Uma baleia nos coloca no nosso lugar de pequenos seres, parte minúscula de um todo. As baleias percorrem 20.000km de oceano com o mesmo costume com o qual eu ocupo este jardim. Se alimentam, em um dia, com o que seria suficiente para alimentar todo o meu bairro. Além disso, ao emergir para respirar, as baleias liberam nutrientes suficientes para sustentar ecossistemas inteiros, e ao morrer, levam consigo ao fundo do oceano 30 toneladas de gás carbônico, estabilizando o clima da Terra.
São criaturas místicas e misteriosas que fecundaram a imaginação de poetas e contadores de história desde que pela primeira vez se deixaram perceber aos nossos olhos curiosos. Fascinantes em forma, em som, e em como protegem, amados, seus filhotes de 7 metros. Em seu último álbum, numa canção chamada “A Baleia”, Flaira Ferro canta esta grandeza: “uma baleia e uma cidade/ que tem a idade de ser uma baleia/ a proporção e a disparidade/ do bicho grande ao bicho grão de areia”.

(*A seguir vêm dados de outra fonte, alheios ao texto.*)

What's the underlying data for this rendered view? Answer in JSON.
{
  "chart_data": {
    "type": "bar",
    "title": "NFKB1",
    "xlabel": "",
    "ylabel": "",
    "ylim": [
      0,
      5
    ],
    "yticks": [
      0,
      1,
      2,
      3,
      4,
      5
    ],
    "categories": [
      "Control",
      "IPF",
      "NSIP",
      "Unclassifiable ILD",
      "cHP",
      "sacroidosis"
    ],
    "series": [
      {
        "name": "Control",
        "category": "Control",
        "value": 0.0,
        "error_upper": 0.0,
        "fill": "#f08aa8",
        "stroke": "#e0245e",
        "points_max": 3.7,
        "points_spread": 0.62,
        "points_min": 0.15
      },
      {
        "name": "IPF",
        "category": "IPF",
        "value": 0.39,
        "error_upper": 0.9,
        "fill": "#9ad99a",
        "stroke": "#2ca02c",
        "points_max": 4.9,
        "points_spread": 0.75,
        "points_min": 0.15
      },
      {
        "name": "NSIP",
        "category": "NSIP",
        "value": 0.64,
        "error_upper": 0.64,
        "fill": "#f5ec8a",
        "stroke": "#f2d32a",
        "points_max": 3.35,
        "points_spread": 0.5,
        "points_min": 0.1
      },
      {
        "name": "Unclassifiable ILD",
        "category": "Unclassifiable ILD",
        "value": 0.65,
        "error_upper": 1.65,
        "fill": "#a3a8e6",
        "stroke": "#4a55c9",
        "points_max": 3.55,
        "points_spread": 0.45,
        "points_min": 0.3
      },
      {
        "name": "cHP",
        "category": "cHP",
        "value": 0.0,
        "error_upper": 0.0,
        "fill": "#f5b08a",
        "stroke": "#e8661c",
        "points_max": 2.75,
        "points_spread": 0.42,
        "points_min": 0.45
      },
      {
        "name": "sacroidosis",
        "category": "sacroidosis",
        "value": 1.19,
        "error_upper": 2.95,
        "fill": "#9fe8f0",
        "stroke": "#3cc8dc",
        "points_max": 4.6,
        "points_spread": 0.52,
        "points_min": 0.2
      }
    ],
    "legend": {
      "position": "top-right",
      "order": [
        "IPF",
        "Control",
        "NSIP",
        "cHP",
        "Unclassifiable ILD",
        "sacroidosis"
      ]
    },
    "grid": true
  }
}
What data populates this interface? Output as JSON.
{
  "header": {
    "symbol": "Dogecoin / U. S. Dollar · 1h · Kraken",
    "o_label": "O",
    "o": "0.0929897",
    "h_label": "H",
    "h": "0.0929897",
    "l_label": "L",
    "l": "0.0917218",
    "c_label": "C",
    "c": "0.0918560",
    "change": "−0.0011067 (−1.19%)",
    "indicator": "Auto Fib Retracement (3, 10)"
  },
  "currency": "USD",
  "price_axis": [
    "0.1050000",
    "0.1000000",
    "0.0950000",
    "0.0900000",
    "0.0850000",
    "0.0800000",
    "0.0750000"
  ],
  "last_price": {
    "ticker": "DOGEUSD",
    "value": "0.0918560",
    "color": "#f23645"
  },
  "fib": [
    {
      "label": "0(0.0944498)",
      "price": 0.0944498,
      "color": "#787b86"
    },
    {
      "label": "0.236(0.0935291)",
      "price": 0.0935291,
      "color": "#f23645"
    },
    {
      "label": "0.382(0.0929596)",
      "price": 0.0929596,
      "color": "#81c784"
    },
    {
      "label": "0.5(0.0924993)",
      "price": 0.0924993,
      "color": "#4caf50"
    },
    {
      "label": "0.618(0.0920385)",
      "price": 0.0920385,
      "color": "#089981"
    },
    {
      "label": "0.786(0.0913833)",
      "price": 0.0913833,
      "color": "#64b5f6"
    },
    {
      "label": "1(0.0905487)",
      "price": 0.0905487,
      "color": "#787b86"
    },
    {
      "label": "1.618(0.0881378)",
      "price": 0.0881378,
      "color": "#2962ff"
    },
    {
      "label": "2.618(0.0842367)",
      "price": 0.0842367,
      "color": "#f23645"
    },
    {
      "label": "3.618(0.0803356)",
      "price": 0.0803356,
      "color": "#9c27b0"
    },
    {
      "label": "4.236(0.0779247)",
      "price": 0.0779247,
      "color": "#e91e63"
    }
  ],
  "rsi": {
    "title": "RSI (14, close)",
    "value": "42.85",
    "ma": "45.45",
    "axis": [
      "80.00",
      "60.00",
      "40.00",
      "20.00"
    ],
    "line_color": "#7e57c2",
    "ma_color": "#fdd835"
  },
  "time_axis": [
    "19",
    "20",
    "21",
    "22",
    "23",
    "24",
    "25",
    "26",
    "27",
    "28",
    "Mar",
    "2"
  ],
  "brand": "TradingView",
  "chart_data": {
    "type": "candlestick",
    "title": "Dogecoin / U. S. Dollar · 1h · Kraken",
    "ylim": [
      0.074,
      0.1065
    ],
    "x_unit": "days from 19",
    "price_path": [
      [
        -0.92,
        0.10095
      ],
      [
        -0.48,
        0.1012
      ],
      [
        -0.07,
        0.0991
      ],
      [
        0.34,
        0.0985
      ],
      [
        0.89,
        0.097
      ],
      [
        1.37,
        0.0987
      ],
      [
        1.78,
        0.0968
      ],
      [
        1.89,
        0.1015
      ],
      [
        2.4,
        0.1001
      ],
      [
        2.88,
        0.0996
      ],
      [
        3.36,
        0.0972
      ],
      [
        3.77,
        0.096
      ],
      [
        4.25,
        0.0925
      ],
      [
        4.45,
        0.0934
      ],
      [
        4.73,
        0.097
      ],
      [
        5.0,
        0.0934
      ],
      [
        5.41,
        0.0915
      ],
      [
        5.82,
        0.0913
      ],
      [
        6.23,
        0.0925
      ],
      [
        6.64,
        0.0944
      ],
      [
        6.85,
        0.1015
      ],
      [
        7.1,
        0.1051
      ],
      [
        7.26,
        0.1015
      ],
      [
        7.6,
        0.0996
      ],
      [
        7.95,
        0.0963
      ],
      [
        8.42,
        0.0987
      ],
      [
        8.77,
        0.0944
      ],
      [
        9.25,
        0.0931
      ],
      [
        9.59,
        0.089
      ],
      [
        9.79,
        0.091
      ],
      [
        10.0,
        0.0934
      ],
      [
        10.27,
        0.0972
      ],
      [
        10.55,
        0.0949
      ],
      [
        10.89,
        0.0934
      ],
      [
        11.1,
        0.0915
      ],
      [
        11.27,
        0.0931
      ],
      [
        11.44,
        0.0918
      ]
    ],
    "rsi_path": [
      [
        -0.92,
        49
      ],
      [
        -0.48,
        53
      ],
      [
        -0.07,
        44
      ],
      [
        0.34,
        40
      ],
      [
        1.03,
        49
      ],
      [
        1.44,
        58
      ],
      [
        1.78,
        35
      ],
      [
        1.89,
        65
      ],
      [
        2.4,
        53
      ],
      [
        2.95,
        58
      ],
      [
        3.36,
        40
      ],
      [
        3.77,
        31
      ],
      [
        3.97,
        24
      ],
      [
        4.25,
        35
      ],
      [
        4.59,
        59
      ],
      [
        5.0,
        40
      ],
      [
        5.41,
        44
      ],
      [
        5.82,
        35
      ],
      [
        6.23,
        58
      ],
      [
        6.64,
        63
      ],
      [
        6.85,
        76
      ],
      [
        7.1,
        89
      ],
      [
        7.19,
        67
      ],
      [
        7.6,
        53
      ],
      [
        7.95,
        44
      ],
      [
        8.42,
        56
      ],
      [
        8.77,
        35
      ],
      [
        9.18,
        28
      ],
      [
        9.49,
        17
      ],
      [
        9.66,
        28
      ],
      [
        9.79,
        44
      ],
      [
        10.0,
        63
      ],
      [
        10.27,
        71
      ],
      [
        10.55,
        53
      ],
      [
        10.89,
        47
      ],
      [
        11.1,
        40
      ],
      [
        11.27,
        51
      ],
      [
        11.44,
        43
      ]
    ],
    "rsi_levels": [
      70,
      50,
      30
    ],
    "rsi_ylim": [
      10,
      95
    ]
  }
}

Compreendo esses poetas maravilhados. Herman Melville, em Moby Dick, escreveu um livro inteiro de amor aos mistérios do mar e destas criaturas. Matilde Campilho menciona a forma do sol a incidir sobre um mamífero amadeirado em Lisboa. Robert Wyland, um artista americano, passa a vida a pintar grandes baleias em murais pelo mundo. É um grande ego nosso, de entendermo-nos donos do mundo. Colocamos os pés no mar sem pedir licença, como se tivéssemos direito em desafiar sua força. Construímos grandes plataformas, navios e estruturas para tentar mascarar nosso tamanho pífio. Queremos controlar o que é astronomicamente maior que nós, mas, frequentemente perdemos o controle dos nossos próprios minúsculos órgãos. Enquanto isso, sem necessidade de controle, uma baleia segue seu curso. Mesmo grande, sabe que é parte de um todo, e que a natureza conhece o caminho. Não quer ocupar nenhum outro espaço que não o seu, não sofre psicoses, não carrega culpas, dorme em paz.